Peer review week: journal editor Q&A via University of California Press | 6-minute read
In this interview with Editor-in-Chief Simine Vazire, we learn how Collabra: Psychology has adapted its peer review policy to be transparent and accountable. The entire peer review history of an article can be made public (at the discretion of the author), and handling editors are always named.
Peer review week: open review toolkit via PREreview | 2-minute read
The Open Reviewers Toolkit, published this week, is available for free download from Zenodo and consists of three guides: the Bias Reflection Guide, the Reviewer Guide and the Review Assessment Rubric.
PLSP 101 via Future Science Group | 2-minute watch
This short video from Future Science Group explains how they have taken plain language summaries to the next level by introducing standalone plain language manuscripts, known as plain language summaries of publications (PLSPs). These are secondary publications of a previously published scientific article that are peer reviewed, citable and discoverable with their own DOI. Most importantly, PLSPs are written in accessible language by the authors of the original scientific manuscript and may include patient authors to provide additional perspectives and to empower patients and foster dialogue. Find out more about Future Science Group’s PLSPs here.

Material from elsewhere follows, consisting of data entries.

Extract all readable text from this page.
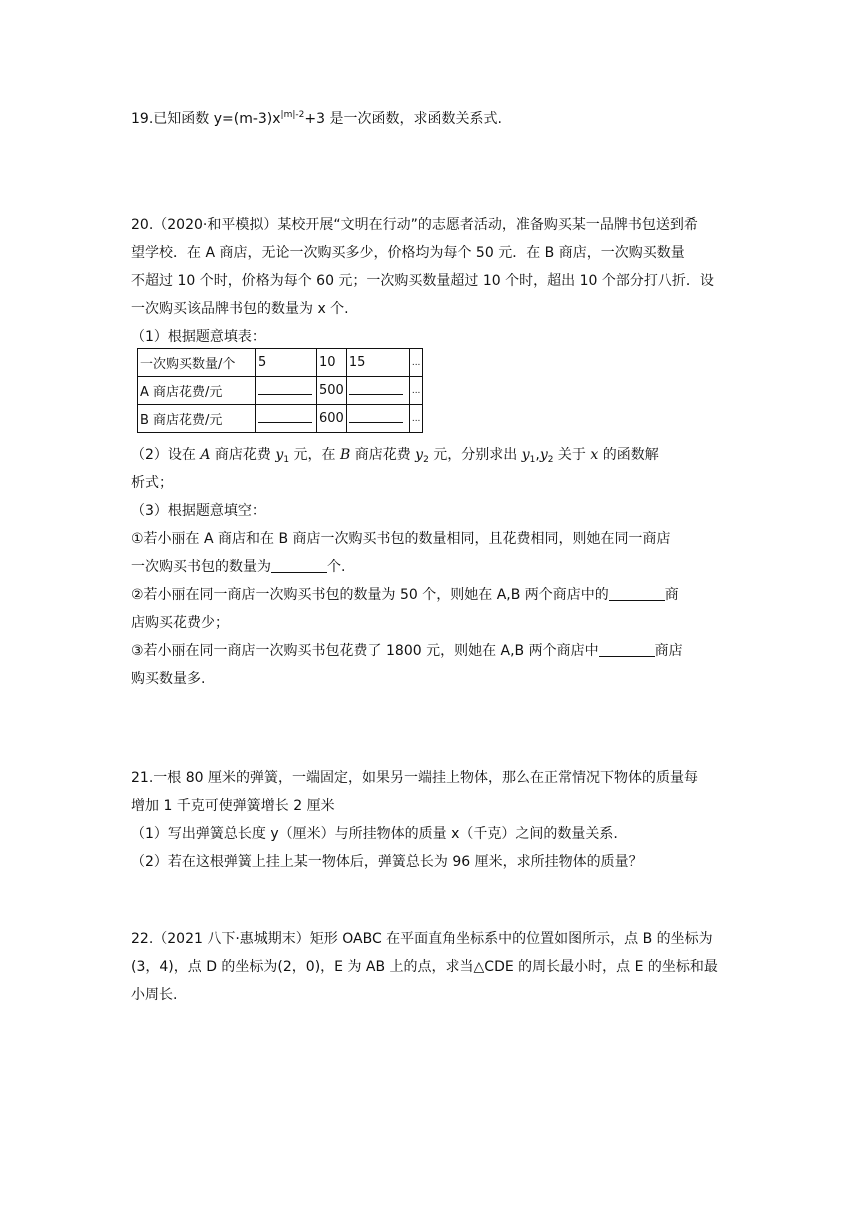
19.已知函数 $y=(m-3)x^{|m|-2}+3$ 是一次函数，求函数关系式.
20.（2020·和平模拟）某校开展“文明在行动”的志愿者活动，准备购买某一品牌书包送到希
望学校．在 A 商店，无论一次购买多少，价格均为每个 50 元．在 B 商店，一次购买数量
不超过 10 个时，价格为每个 60 元；一次购买数量超过 10 个时，超出 10 个部分打八折．设
一次购买该品牌书包的数量为 x 个.
（1）根据题意填表：
一次购买数量/个	5	10	15	...
A 商店花费/元		500		...
B 商店花费/元		600		...
（2）设在 A 商店花费 $y_1$ 元，在 B 商店花费 $y_2$ 元，分别求出 $y_1,y_2$ 关于 x 的函数解
析式；
（3）根据题意填空：
①若小丽在 A 商店和在 B 商店一次购买书包的数量相同，且花费相同，则她在同一商店
一次购买书包的数量为	个.
②若小丽在同一商店一次购买书包的数量为 50 个，则她在 A,B 两个商店中的	商
店购买花费少；
③若小丽在同一商店一次购买书包花费了 1800 元，则她在 A,B 两个商店中	商店
购买数量多.
21.一根 80 厘米的弹簧，一端固定，如果另一端挂上物体，那么在正常情况下物体的质量每
增加 1 千克可使弹簧增长 2 厘米
（1）写出弹簧总长度 y（厘米）与所挂物体的质量 x（千克）之间的数量关系.
（2）若在这根弹簧上挂上某一物体后，弹簧总长为 96 厘米，求所挂物体的质量？
22.（2021 八下·惠城期末）矩形 OABC 在平面直角坐标系中的位置如图所示，点 B 的坐标为
(3，4)，点 D 的坐标为(2，0)，E 为 AB 上的点，求当△CDE 的周长最小时，点 E 的坐标和最
小周长.
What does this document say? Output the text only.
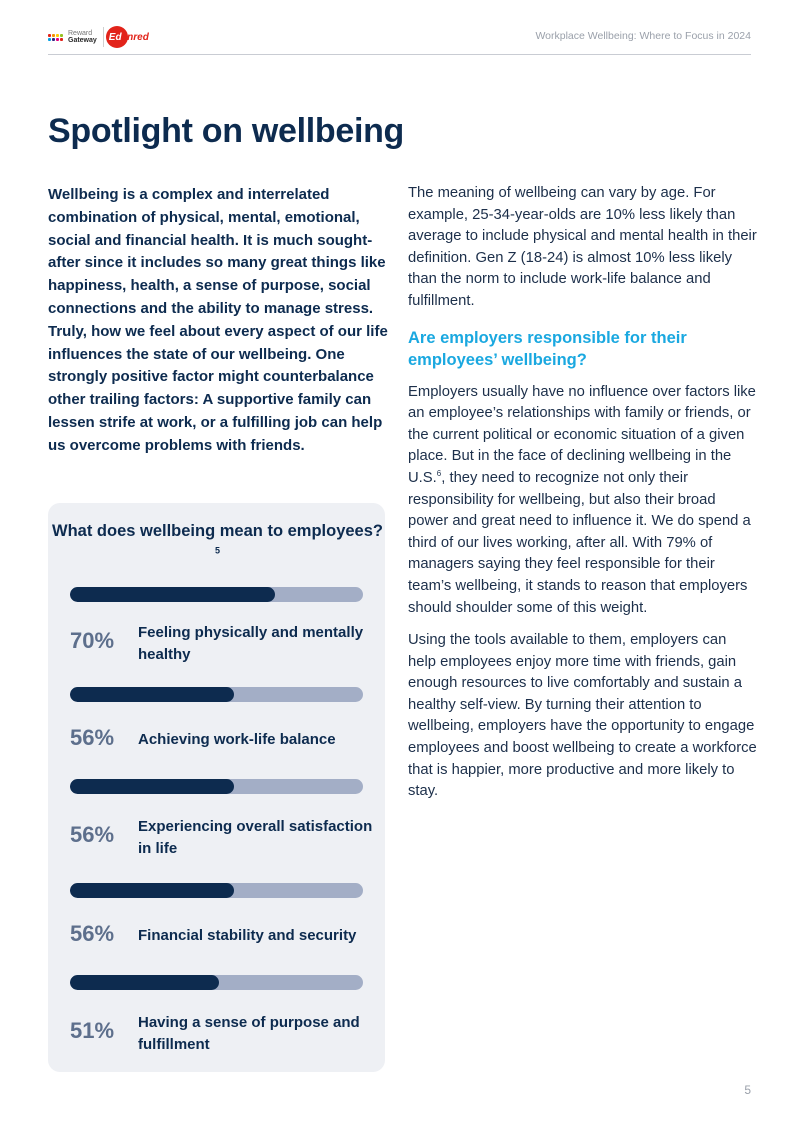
Reward
Gateway Edenred	Workplace Wellbeing: Where to Focus in 2024
Spotlight on wellbeing

Wellbeing is a complex and interrelated combination of physical, mental, emotional, social and financial health. It is much sought-after since it includes so many great things like happiness, health, a sense of purpose, social connections and the ability to manage stress. Truly, how we feel about every aspect of our life influences the state of our wellbeing. One strongly positive factor might counterbalance other trailing factors: A supportive family can lessen strife at work, or a fulfilling job can help us overcome problems with friends.

The meaning of wellbeing can vary by age. For example, 25-34-year-olds are 10% less likely than average to include physical and mental health in their definition. Gen Z (18-24) is almost 10% less likely than the norm to include work-life balance and fulfillment.

Are employers responsible for their employees’ wellbeing?

Employers usually have no influence over factors like an employee’s relationships with family or friends, or the current political or economic situation of a given place. But in the face of declining wellbeing in the U.S.$^6$, they need to recognize not only their responsibility for wellbeing, but also their broad power and great need to influence it. We do spend a third of our lives working, after all. With 79% of managers saying they feel responsible for their team’s wellbeing, it stands to reason that employers should shoulder some of this weight.

Using the tools available to them, employers can help employees enjoy more time with friends, gain enough resources to live comfortably and sustain a healthy self-view. By turning their attention to wellbeing, employers have the opportunity to engage employees and boost wellbeing to create a workforce that is happier, more productive and more likely to stay.

What does wellbeing mean to employees?$^5$
70% Feeling physically and mentally healthy
56% Achieving work-life balance
56% Experiencing overall satisfaction in life
56% Financial stability and security
51% Having a sense of purpose and fulfillment
5
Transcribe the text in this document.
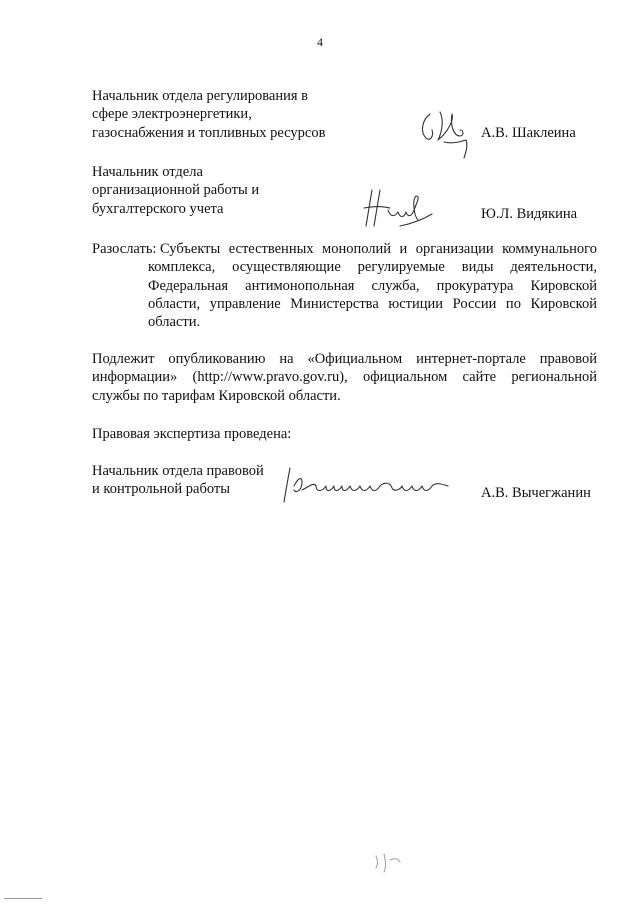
4
Начальник отдела регулирования в
сфере электроэнергетики,
газоснабжения и топливных ресурсов	А.В. Шаклеина
Начальник отдела
организационной работы и
бухгалтерского учета	Ю.Л. Видякина
Разослать: Субъекты естественных монополий и организации коммунального
комплекса, осуществляющие регулируемые виды деятельности,
Федеральная антимонопольная служба, прокуратура Кировской
области, управление Министерства юстиции России по Кировской
области.
Подлежит опубликованию на «Официальном интернет-портале правовой
информации» (http://www.pravo.gov.ru), официальном сайте региональной
службы по тарифам Кировской области.
Правовая экспертиза проведена:
Начальник отдела правовой
и контрольной работы	А.В. Вычегжанин
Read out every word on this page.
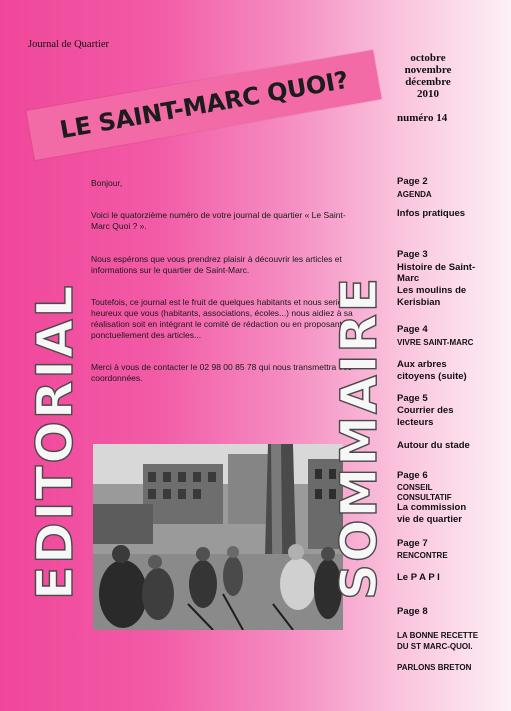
Journal de Quartier
LE SAINT-MARC QUOI?
octobre
novembre
décembre
2010
numéro 14
EDITORIAL

Bonjour,

Voici le quatorzième numéro de votre journal de quartier « Le Saint-Marc Quoi ? ».

Nous espérons que vous prendrez plaisir à découvrir les articles et informations sur le quartier de Saint-Marc.

Toutefois, ce journal est le fruit de quelques habitants et nous serions heureux que vous (habitants, associations, écoles...) nous aidiez à sa réalisation soit en intégrant le comité de rédaction ou en proposant ponctuellement des articles...

Merci à vous de contacter le 02 98 00 85 78 qui nous transmettra vos coordonnées.	SOMMAIRE
Page 2
AGENDA
Infos pratiques
Page 3
Histoire de Saint-
Marc
Les moulins de
Kerisbian
Page 4
VIVRE SAINT-MARC
Aux arbres
citoyens (suite)
Page 5
Courrier des
lecteurs
Autour du stade
Page 6
CONSEIL
CONSULTATIF
La commission
vie de quartier
Page 7
RENCONTRE
Le P A P I
Page 8
LA BONNE RECETTE
DU ST MARC-QUOI.
PARLONS BRETON
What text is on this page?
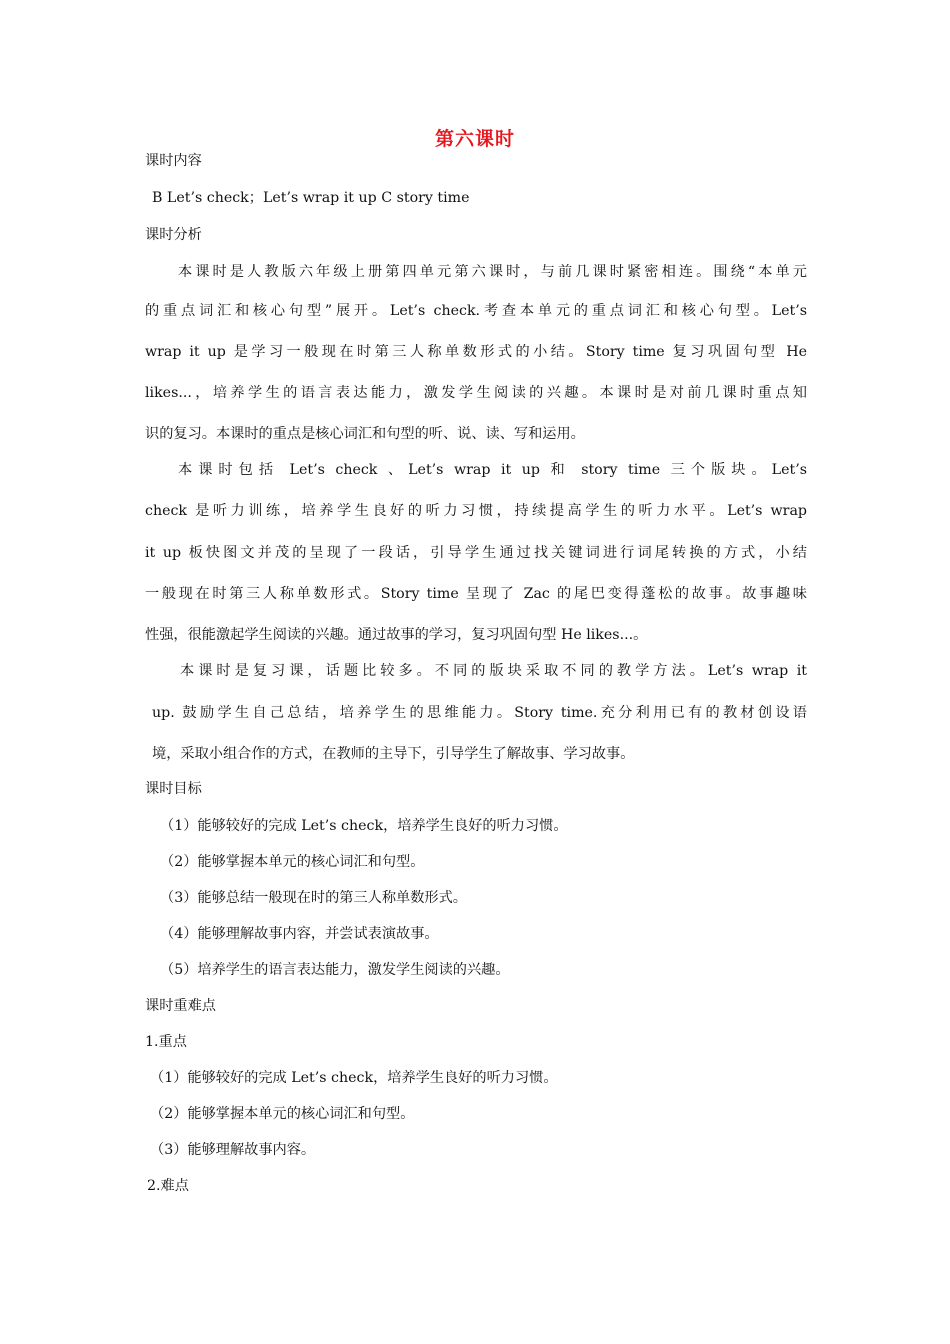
第六课时
课时内容
B Let’s check；Let’s wrap it up C story time
课时分析
本课时是人教版六年级上册第四单元第六课时，与前几课时紧密相连。围绕“本单元
的重点词汇和核心句型”展开。Let’s check.考查本单元的重点词汇和核心句型。Let’s
wrap it up 是学习一般现在时第三人称单数形式的小结。Story time 复习巩固句型 He
likes...，培养学生的语言表达能力，激发学生阅读的兴趣。本课时是对前几课时重点知
识的复习。本课时的重点是核心词汇和句型的听、说、读、写和运用。
本课时包括 Let’s check 、Let’s wrap it up 和 story time 三个版块。Let’s
check 是听力训练，培养学生良好的听力习惯，持续提高学生的听力水平。Let’s wrap
it up 板快图文并茂的呈现了一段话，引导学生通过找关键词进行词尾转换的方式，小结
一般现在时第三人称单数形式。Story time 呈现了 Zac 的尾巴变得蓬松的故事。故事趣味
性强，很能激起学生阅读的兴趣。通过故事的学习，复习巩固句型 He likes...。
本课时是复习课，话题比较多。不同的版块采取不同的教学方法。Let’s wrap it
up. 鼓励学生自己总结，培养学生的思维能力。Story time.充分利用已有的教材创设语
境，采取小组合作的方式，在教师的主导下，引导学生了解故事、学习故事。
课时目标
（1）能够较好的完成 Let’s check，培养学生良好的听力习惯。
（2）能够掌握本单元的核心词汇和句型。
（3）能够总结一般现在时的第三人称单数形式。
（4）能够理解故事内容，并尝试表演故事。
（5）培养学生的语言表达能力，激发学生阅读的兴趣。
课时重难点
1.重点
（1）能够较好的完成 Let’s check，培养学生良好的听力习惯。
（2）能够掌握本单元的核心词汇和句型。
（3）能够理解故事内容。
2.难点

Joining the dots with Octopus via Delta Think | 8-minute read
A new micropublishing platform called Octopus (which was recently referenced in a UK Research and Innovation policy statement) outlines eight different possible ‘content objects’ in the scientific literature that may be included in publications or exist as standalone elements:
- problem
- hypothesis/theoretical rationale
- method/protocol
- data/results
- analysis
- interpretation
- translation/application
- review.
In this News & Views piece, Heather Staines, Delta Think’s Director of Community Engagement and Senior Consultant, explores the different resources available to help identify, catalogue and promote the discoverability across the web of all the different content objects that may be associated with a study.